Supervised learning for automatic cystic hygroma detection in first-trimester ultrasound is hindered by severe scarcity of annotated data. Method: We propose USF-MAE, the first ultrasound-specific self-supervised representation learning framework leveraging large-scale masked autoencoding pretraining. It incorporates ultrasound-adapted masking strategies and reconstruction objectives, fine-tuned via transfer learning with a DenseNet-169 backbone; evaluation employs 4-fold cross-validation and Score-CAM for interpretability analysis. Results: USF-MAE achieves accuracy=0.96, sensitivity=0.94, specificity=0.98, and ROC-AUC=0.98—significantly outperforming supervised baselines (p=0.0057). Score-CAM visualizations confirm that the model consistently attends to clinically critical anatomical regions—specifically the fetal nuchal area—demonstrating both state-of-the-art performance and intrinsic clinical interpretability.

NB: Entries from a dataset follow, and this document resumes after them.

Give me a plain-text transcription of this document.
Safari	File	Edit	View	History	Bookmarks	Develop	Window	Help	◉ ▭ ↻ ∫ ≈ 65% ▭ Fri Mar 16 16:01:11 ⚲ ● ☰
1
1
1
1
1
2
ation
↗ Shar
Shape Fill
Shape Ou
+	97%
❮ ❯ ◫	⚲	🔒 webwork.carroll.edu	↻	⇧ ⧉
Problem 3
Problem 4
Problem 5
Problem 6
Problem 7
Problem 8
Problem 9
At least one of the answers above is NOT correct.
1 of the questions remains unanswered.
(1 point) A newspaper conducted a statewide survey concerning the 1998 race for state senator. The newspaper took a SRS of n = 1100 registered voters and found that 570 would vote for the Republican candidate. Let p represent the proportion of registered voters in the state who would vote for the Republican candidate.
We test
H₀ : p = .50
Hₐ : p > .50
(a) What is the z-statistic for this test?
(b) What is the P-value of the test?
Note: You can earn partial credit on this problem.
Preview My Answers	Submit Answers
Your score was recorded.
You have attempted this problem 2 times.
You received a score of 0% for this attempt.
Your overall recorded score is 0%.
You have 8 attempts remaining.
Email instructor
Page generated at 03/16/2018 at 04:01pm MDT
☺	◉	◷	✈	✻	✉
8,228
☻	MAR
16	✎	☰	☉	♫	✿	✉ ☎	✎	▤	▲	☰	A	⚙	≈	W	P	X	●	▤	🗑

Cystic hygroma is a high-risk prenatal ultrasound finding that portends high rates of chromosomal abnormalities, structural malformations, and adverse pregnancy outcomes. Automated detection can increase reproducibility and support scalable early screening programs, but supervised deep learning methods are limited by small labelled datasets. This study assesses whether ultrasound-specific self-supervised pretraining can facilitate accurate, robust deep learning detection of cystic hygroma in first-trimester ultrasound images. We fine-tuned the Ultrasound Self-Supervised Foundation Model with Masked Autoencoding (USF-MAE), pretrained on over 370,000 unlabelled ultrasound images, for binary classification of normal controls and cystic hygroma cases used in this study. Performance was evaluated on the same curated ultrasound dataset, preprocessing pipeline, and 4-fold cross-validation protocol as for the DenseNet-169 baseline, using accuracy, sensitivity, specificity, and the area under the receiver operating characteristic curve (ROC-AUC). Model interpretability was analyzed qualitatively using Score-CAM visualizations. USF-MAE outperformed the DenseNet-169 baseline on all evaluation metrics. The proposed model yielded a mean accuracy of 0.96, sensitivity of 0.94, specificity of 0.98, and ROC-AUC of 0.98 compared to 0.93, 0.92, 0.94, and 0.94 for the DenseNet-169 baseline, respectively. Qualitative Score-CAM visualizations of model predictions demonstrated clinical relevance by highlighting expected regions in the fetal neck for both positive and negative cases. Paired statistical analysis using a Wilcoxon signed-rank test confirmed that performance improvements achieved by USF-MAE were statistically significant (p = 0.0057).